The Democrat called his opponent “100 percent anti-choice,” citing Adams’s work representing clients who objected to requirements that employers provide and pay for contraception for their employees.

Adams was the lawyer for 15 members of Congress in the Hobby Lobby case before the U.S. Supreme Court and for a number of law professors in a similar case by the Little Sisters of the Poor.

“I was there to protect the religious liberties of Catholic nuns,” Adams said in response to Herring’s criticism. “I have zero, zero, interest in limiting women’s access to birth control.”

The candidates also separate on the issue of gun rights. Herring supports uniform background checks and wants to limit individuals to buying one gun per month, a law that was in effect in Virginia for 20 years but repealed in 2012.

Adams said that people with criminal records or a history of mental illness should not be easily able to buy a gun, but he calls the one-gun-per-month rule an “unconstitutional infringement on Second Amendment rights.” At the same time, he said that if he is elected and the General Assembly were to pass such a law, he would defend it in court.

Herring’s years in office have given him statewide exposure, as well as multiple headlines that could either endear him to voters or send them to support his opponent.

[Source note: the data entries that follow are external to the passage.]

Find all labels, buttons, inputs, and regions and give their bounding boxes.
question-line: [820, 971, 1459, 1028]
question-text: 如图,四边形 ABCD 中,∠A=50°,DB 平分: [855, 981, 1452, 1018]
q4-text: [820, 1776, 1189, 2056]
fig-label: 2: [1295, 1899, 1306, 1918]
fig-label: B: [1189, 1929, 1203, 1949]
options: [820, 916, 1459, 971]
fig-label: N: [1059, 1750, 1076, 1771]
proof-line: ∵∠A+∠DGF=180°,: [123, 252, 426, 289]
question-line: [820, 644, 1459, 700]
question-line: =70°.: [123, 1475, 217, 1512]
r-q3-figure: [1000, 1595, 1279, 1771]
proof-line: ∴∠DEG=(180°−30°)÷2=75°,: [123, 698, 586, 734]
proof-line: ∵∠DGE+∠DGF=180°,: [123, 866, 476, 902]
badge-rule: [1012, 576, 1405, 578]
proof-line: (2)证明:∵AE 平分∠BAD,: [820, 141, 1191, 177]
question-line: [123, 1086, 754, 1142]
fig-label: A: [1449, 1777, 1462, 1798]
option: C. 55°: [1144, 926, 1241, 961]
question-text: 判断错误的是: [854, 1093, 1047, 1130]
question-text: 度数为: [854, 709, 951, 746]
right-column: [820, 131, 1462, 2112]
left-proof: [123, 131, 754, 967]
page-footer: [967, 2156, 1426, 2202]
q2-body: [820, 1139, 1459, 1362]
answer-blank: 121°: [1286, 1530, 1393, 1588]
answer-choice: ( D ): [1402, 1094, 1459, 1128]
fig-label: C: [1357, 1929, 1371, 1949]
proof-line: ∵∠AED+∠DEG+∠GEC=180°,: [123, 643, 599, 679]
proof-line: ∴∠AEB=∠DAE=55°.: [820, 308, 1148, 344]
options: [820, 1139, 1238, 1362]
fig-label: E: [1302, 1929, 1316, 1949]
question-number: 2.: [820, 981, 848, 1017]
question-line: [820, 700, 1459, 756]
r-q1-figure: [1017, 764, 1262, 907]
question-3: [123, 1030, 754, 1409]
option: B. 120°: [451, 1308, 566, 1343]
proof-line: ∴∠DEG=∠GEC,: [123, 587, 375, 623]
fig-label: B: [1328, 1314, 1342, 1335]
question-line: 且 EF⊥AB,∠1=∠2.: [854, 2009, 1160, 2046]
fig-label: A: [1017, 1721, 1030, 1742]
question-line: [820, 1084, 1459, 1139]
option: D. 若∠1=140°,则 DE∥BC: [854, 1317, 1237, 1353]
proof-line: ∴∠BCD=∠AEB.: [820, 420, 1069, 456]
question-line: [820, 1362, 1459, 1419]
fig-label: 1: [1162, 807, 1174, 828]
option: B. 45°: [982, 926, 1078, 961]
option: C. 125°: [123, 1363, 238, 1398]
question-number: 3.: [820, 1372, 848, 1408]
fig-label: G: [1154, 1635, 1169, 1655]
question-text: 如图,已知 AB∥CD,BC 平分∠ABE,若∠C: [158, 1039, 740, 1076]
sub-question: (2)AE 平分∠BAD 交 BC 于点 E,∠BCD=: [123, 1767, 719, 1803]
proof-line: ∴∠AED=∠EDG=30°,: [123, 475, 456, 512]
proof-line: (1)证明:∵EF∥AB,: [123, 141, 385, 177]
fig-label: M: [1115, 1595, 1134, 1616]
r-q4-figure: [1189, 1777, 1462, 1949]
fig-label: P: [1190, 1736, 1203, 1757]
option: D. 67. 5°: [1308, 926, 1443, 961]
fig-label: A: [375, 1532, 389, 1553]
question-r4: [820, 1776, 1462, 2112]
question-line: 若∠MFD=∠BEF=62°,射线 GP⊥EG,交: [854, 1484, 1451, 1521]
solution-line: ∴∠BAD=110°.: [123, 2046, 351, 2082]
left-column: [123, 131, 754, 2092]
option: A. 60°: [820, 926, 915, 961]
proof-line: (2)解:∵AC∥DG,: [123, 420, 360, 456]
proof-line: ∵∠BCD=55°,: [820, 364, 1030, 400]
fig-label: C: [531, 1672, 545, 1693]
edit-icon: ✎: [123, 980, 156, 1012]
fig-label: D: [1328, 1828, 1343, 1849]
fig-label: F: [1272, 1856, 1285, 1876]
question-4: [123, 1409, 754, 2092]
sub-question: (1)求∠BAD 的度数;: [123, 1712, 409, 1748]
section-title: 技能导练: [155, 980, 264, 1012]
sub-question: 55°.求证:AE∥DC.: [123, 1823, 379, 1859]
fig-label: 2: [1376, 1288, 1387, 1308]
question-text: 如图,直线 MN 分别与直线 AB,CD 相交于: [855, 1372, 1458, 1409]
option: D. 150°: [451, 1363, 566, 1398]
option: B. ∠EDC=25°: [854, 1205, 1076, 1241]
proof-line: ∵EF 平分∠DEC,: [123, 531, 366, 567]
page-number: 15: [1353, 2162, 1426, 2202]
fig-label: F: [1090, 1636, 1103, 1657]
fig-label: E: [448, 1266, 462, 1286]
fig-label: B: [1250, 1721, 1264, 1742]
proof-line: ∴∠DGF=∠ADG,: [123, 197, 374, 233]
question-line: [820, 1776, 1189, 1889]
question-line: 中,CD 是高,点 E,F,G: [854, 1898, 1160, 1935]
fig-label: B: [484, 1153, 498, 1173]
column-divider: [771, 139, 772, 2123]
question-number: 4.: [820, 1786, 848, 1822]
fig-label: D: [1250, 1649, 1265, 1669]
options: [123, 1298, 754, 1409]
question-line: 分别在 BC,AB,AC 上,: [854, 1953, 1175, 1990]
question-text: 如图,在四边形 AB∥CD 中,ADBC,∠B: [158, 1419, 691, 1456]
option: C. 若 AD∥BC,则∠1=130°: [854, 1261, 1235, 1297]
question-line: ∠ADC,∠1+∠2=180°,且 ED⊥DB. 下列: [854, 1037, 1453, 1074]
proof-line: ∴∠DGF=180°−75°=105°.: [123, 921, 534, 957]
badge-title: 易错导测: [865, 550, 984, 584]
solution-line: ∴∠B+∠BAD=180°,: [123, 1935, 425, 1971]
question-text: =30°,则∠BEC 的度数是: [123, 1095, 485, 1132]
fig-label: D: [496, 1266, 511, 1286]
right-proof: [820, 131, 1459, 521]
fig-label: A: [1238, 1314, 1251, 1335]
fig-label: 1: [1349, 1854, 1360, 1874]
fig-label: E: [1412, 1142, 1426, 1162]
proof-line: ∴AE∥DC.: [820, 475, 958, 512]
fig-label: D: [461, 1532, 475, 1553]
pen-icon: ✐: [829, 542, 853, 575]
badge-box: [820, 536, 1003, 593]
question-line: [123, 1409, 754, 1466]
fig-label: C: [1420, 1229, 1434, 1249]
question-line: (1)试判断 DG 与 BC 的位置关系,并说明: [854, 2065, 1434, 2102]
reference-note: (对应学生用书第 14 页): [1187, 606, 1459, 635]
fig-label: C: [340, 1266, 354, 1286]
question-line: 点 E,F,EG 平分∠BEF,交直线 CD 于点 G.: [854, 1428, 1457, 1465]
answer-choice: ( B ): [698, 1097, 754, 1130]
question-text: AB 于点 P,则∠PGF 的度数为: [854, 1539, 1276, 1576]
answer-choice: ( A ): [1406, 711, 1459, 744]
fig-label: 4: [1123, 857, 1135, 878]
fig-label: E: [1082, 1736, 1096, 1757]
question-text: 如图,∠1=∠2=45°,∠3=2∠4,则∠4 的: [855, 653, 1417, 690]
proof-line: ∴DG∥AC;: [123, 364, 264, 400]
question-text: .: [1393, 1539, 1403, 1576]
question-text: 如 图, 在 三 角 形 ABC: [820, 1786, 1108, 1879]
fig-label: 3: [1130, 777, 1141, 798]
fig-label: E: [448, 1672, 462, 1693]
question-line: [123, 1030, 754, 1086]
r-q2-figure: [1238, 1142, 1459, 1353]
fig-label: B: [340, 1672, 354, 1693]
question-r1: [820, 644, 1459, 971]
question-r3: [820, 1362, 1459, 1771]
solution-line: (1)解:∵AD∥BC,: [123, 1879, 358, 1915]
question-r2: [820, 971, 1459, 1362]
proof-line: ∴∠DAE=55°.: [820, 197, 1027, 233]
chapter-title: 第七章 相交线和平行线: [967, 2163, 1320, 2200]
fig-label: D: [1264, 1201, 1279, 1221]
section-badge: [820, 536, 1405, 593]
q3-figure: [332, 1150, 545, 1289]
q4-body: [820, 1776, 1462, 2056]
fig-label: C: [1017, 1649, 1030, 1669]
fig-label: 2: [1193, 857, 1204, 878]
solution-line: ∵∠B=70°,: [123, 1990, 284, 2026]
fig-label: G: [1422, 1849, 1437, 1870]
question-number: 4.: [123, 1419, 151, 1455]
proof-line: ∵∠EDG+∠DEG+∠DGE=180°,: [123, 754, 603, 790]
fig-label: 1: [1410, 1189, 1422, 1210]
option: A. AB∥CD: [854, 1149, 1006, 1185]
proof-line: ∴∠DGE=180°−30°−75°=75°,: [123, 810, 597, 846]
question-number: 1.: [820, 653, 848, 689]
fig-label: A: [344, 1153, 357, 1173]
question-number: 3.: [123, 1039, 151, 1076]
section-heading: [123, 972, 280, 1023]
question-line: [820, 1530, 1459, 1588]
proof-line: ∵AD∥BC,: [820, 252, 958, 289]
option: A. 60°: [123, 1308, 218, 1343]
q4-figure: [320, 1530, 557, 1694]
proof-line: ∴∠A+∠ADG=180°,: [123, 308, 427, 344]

Adams, meanwhile, could benefit from what Holsworth described as a natural advantage for Republican attorney general candidates among voters who consider the GOP the party of law and order.

As a purple state in a nonpresidential year, however, the deciding factor will probably be which gubernatorial candidate motivates his base more effectively, analysts said, and whether voters are drawn to the polls by a desire to embrace or repudiate Trump.

“So much depends on turnout,” Holsworth said. “Adams will run well in places that Republicans normally run well. But the big question is, will he face an overwhelmingly negative vote in Northern Virginia?”